Developmentally disabled workers are not exempt from the minimum wage enacted in Proposition 202.  Thus, developmentally disabled workers formerly earning a sub-minimum wage under the FLSA “special certificate” are entitled to earn the new state minimum wage of $6.75 per hour if they are employees subject to the new law.(7) In addition, Proposition 202 impliedly repealed the previous version of A.R.S. § 23-362.

Terry Goddard
Attorney General


  1. This Opinion does not address the relationship, if any, between a disabled worker's minimum wage and services the disabled worker might receive under Title XIX of the Social Security Act.  It also does not address whether any particular worker is an employee subject to Arizona’s new minimum wage law.
  2. The commensurate wage is calculated by comparing the disabled worker’s productivity to that of an experienced, non-disabled worker and then reducing the prevailing wage for that position to compensate for any reduction in productivity.  29 C.F.R. § 525.9.  The commensurate wage is always lower than the prevailing wage and is often lower than the minimum wage.
  3. Ohio voters approved a constitutional amendment that raised the minimum wage to $6.85 per hour but also adopted FLSA exemptions.  Ohio Const. art. II, § 34a; Ohio Rev. Code Ann. § 4111.14(C).  Specific language in the amendment allows for the issuance of a license to pay less than the state minimum wage rate for individuals with disabilities.  Ohio Const. art II, § 34a.  Likewise, Missouri’s Proposition B contains a specific exemption for individuals working in sheltered workshops certified by the Department of Elementary and Secondary Education.  Mo. Rev. Stat. § 290.500(3)(g).  Arizona, Nevada, Colorado and Montana did not provide any exemptions in the text of their legislation for the exclusion of the disabled worker who previously was covered under Subsection 214(C) of the FLSA.  SeeA.R.S. §§ 23-362 to -364; Nev. Const. art. 15, § 16; Colo. Const. art. XVIII, § 15; Mont. Code Ann. § 39-3-409 (2007).
  4. It should be noted that this conclusion applies only to developmentally disabled workers who are not covered by any other state or federal exemption.
  5. Former A.R.S. § 23-362 reads in full:

    A.      The legislature declares that the establishment of a uniform minimum wage is a matter of statewide concern.

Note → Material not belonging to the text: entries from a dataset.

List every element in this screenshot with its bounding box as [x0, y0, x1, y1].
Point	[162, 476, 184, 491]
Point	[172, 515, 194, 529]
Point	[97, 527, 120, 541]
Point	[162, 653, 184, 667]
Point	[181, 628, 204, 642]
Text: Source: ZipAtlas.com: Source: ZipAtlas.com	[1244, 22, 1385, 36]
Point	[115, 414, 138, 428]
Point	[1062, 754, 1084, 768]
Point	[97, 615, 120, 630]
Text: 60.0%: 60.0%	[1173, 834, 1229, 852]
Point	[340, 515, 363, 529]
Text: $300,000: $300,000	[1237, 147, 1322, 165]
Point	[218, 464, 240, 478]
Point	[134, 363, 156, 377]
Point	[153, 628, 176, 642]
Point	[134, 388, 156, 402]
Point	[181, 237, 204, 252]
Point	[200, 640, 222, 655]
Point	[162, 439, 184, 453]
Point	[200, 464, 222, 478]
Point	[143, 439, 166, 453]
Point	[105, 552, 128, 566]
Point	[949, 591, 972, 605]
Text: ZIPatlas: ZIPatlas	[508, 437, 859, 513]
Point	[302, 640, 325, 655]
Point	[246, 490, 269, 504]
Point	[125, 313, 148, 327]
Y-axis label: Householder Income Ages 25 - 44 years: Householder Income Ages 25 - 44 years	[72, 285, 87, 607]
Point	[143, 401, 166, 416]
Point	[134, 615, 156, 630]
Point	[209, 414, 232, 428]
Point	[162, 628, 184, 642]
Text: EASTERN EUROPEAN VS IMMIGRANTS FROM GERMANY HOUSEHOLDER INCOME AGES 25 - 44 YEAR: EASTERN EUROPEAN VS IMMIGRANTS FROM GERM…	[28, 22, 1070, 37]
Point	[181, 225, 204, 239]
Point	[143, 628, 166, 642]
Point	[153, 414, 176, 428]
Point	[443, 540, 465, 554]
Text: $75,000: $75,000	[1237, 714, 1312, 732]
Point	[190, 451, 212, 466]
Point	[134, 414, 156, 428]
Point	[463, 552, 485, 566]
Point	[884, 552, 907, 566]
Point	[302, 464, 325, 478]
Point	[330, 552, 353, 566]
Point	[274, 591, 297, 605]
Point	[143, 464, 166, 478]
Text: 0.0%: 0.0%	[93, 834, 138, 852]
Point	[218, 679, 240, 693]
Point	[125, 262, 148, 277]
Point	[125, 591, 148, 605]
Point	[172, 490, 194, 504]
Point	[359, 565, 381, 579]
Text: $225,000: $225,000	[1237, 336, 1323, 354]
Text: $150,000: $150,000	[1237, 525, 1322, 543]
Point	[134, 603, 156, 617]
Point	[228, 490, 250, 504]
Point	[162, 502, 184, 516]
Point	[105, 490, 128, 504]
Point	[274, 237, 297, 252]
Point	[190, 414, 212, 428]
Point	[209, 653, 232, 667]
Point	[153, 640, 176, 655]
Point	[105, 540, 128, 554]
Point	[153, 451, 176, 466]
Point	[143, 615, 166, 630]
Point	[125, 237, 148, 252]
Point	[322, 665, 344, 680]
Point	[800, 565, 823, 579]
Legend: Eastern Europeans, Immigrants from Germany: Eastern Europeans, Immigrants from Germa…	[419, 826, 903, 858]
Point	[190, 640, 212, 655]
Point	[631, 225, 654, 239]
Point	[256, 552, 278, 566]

    B.      No political subdivision of this state may establish, mandate or otherwise require a minimum wage that exceeds the federal minimum wage prescribed in 29 United States Code § 206.
     

  6. Because Proposition 202 impliedly repeals A.R.S. § 23-362 (1997 Ariz. Sess. Laws ch. 51), the last question regarding the application of the former statute is moot.
  7. The Legislature's ability to now incorporate an exemption for disabled workers is limited by article IV, part 1, section 1 of the Arizona Constitution.  Any amendment to a voter-approved initiative must “further the purpose” of the proposition and receive approval of at least three-fourths of the members of the House of Representatives and Senate.  Alternatively, the Legislature could refer the issue to the voters.